The report said: “There is also a clear need for the Scottish Government to have greater fiscal flexibility, with the committee warning that there is no real benefit to the current system capping the amount stored in the Scotland Reserve. To avoid the real possibility that Scotland would have to surrender any of its funds, the UK Government should consider removing this cap.
“Similarly, the Scottish Government’s fiscal flexibility is further constrained by its limited borrowing powers. It can only borrow to cover forecast errors, meaning it has a limited ability to manage fiscal shocks - to remedy this, the report recommends that the UK Government should reform the Scottish Government’s capital borrowing powers to offer higher limits.”
The committee found the Barnett Formula was “fit for purpose” but not perfect and demanded more transparency on how Westminster uses the measure.
The report said the lack of transparency “limits the ability of the public, UK and Scottish Parliaments to hold their respective governments to account”, and called on ministers to share details of their calculations in future funding policy statements as well as to publish an updated Block Grant Transparency document alongside every major fiscal event.
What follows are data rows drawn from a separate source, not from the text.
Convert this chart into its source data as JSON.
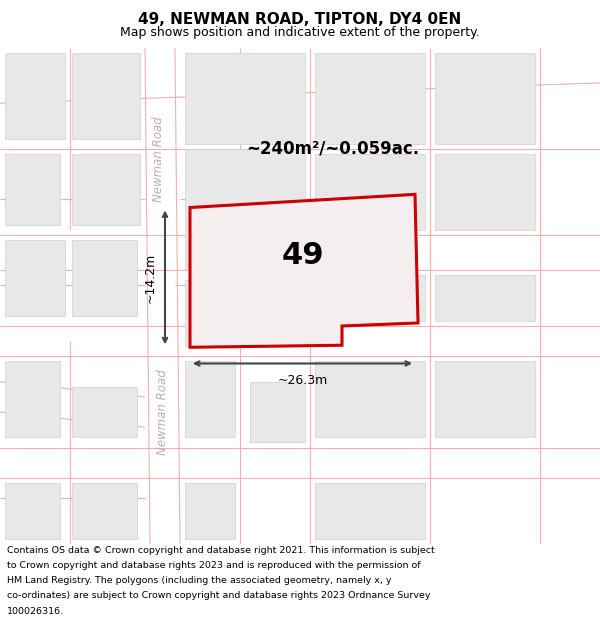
{
  "title": "49, NEWMAN ROAD, TIPTON, DY4 0EN",
  "subtitle": "Map shows position and indicative extent of the property.",
  "footer_lines": [
    "Contains OS data © Crown copyright and database right 2021. This information is subject",
    "to Crown copyright and database rights 2023 and is reproduced with the permission of",
    "HM Land Registry. The polygons (including the associated geometry, namely x, y",
    "co-ordinates) are subject to Crown copyright and database rights 2023 Ordnance Survey",
    "100026316."
  ],
  "map_bg": "#f8f5f5",
  "road_line_color": "#f0b0b0",
  "road_line_lw": 0.8,
  "building_fill": "#e8e8e8",
  "building_edge": "#d0d0d0",
  "building_lw": 0.5,
  "highlight_fill": "#f5eeee",
  "highlight_edge": "#cc0000",
  "highlight_lw": 2.2,
  "property_label": "49",
  "area_label": "~240m²/~0.059ac.",
  "width_label": "~26.3m",
  "height_label": "~14.2m",
  "road_label": "Newman Road",
  "dim_color": "#444444",
  "road_text_color": "#b8b0b0",
  "title_fontsize": 11,
  "subtitle_fontsize": 9,
  "footer_fontsize": 6.8,
  "label_fontsize": 9,
  "area_fontsize": 12,
  "num_fontsize": 22
}
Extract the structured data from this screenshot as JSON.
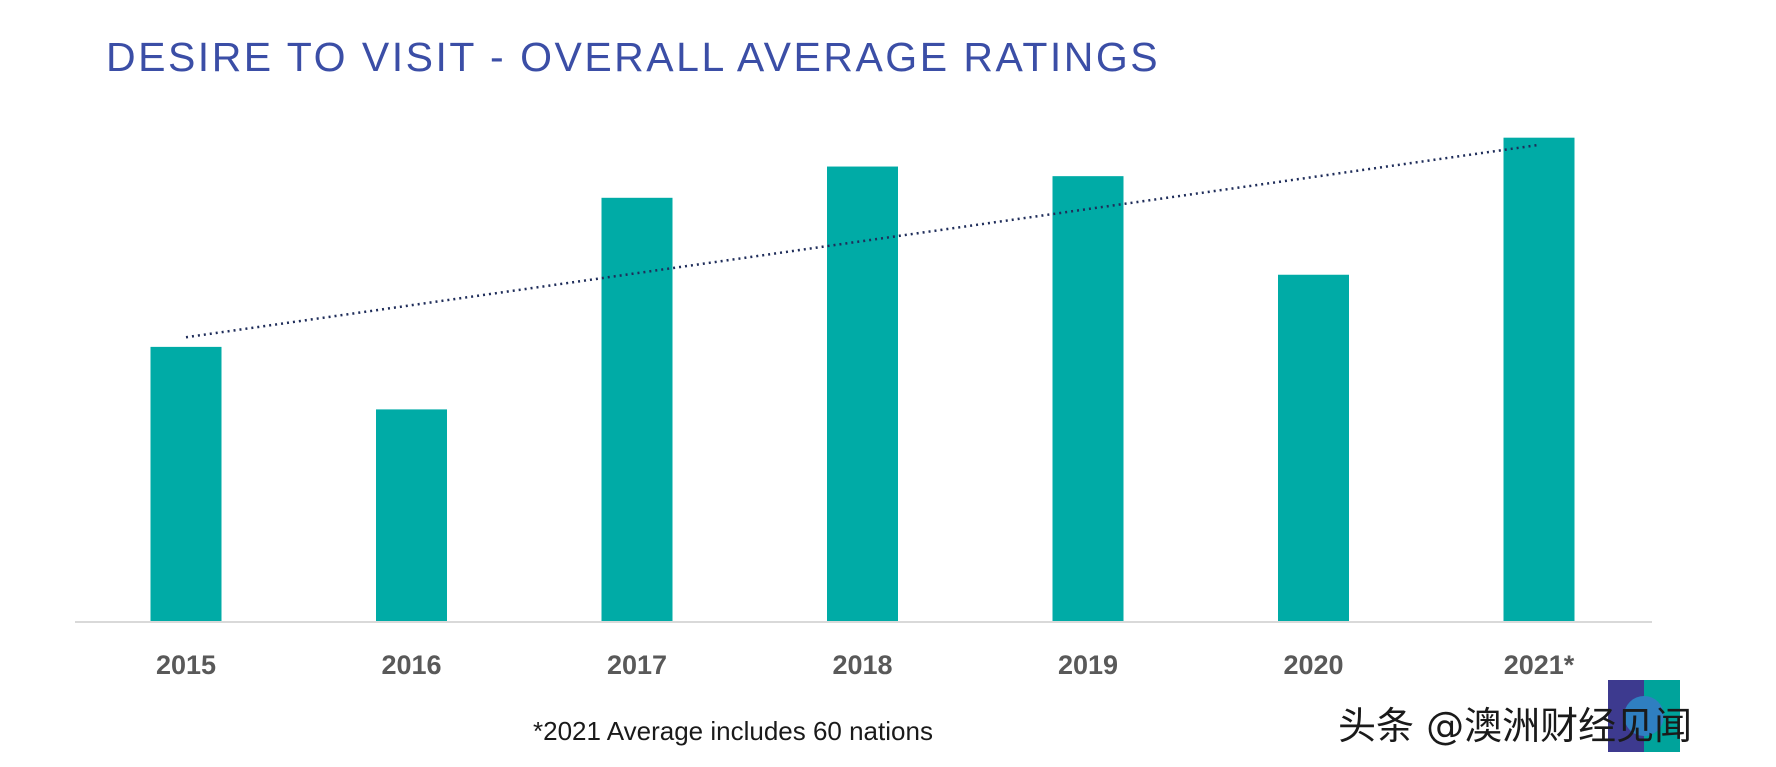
{
  "chart_data": {
    "type": "bar",
    "title": "DESIRE TO VISIT - OVERALL AVERAGE RATINGS",
    "categories": [
      "2015",
      "2016",
      "2017",
      "2018",
      "2019",
      "2020",
      "2021*"
    ],
    "values": [
      5.7,
      4.4,
      8.8,
      9.45,
      9.25,
      7.2,
      10.05
    ],
    "ylim": [
      0,
      11
    ],
    "trendline": {
      "style": "dotted",
      "type": "linear",
      "start": 5.9,
      "end": 9.9
    },
    "grid": false,
    "legend": "none",
    "bar_color": "#00aba6",
    "trendline_color": "#1f2d5a",
    "footnote": "*2021 Average includes 60 nations"
  },
  "watermark": {
    "text": "头条 @澳洲财经见闻",
    "logo_icon": "aus-finance-logo-icon"
  },
  "colors": {
    "title": "#3b4ea6",
    "axis": "#d9d9d9",
    "tick_label": "#595959"
  }
}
The committee also voiced concerns on the impact Westminster spending decisions can have on the Scottish Government’s budget, “often with little warning”.
It urged for “regular communication between the two governments on UK spending”, and for the UK Government to carry out and publish an impact assessment of any budgetary changes on the block grant.
In written evidence to the committee, Scottish finance secretary Shona Robison had reiterated support for full fiscal autonomy, which would see powers over tax and spending devolved, but MPs found the arrangement to be an ‘unrealistic prospect’.
The report said that there was not a “compelling case” it would “automatically” result in higher funding for Scotland.
Chair of the Scottish Affairs Committee, Patricia Ferguson said: “The Barnett Formula has been the subject of continued debate since its introduction, nearly fifty years ago. Throughout our inquiry, we’ve scrutinised it from every angle and ultimately found that the formula is fit for purpose and support its continued use to determine Scotland’s funding levels.”
She argued that while the formula was “in no way perfect”, the committee had “heard no convincing evidence” during the inquiry for it to be “reformed significantly” or for a “workable alternative” to replace it.
“To ensure that the Barnett formula works as well as it can for Scotland, today’s report sets out ways to improve the way it operates in practice, by improving transparency about its application and making changes to Scotland’s broader financial framework”, Ferguson added.
Robison welcomed the report, saying it “rightly recognises” the UK Government's funding allocations “largely” dictate Scotland’s finances, “irrespective of the impact on Scottish public services.”
She added: “That has meant Scotland has been left with a shortfall of £400m to pay for the Chancellor’s national insurance increase, and saw Scotland short-changed by more than a billion pounds over the next three years at the recent spending review.
“The decisions we have taken to ask higher earners to pay a little bit more – while most income tax payers pay less than in the rest of the UK – mean that we can support vital public services and provide free tuition, prescriptions and the Scottish child payment to help tackle child poverty.”
Scottish Secretary Ian Murray said the spending review had given the Scottish Government a “record settlement” of an extra £9.1bn, and that the formula has meant spending per head in Scotland was around 20 per cent higher than elsewhere in the UK.
He said: "This report confirms that it appears to be the position of the Scottish Government to scrap that formula that delivers higher funding – they should explain why they want less money for public services in Scotland.
“Their plans for full fiscal autonomy would mean a £12bn cut in public spending for Scotland.”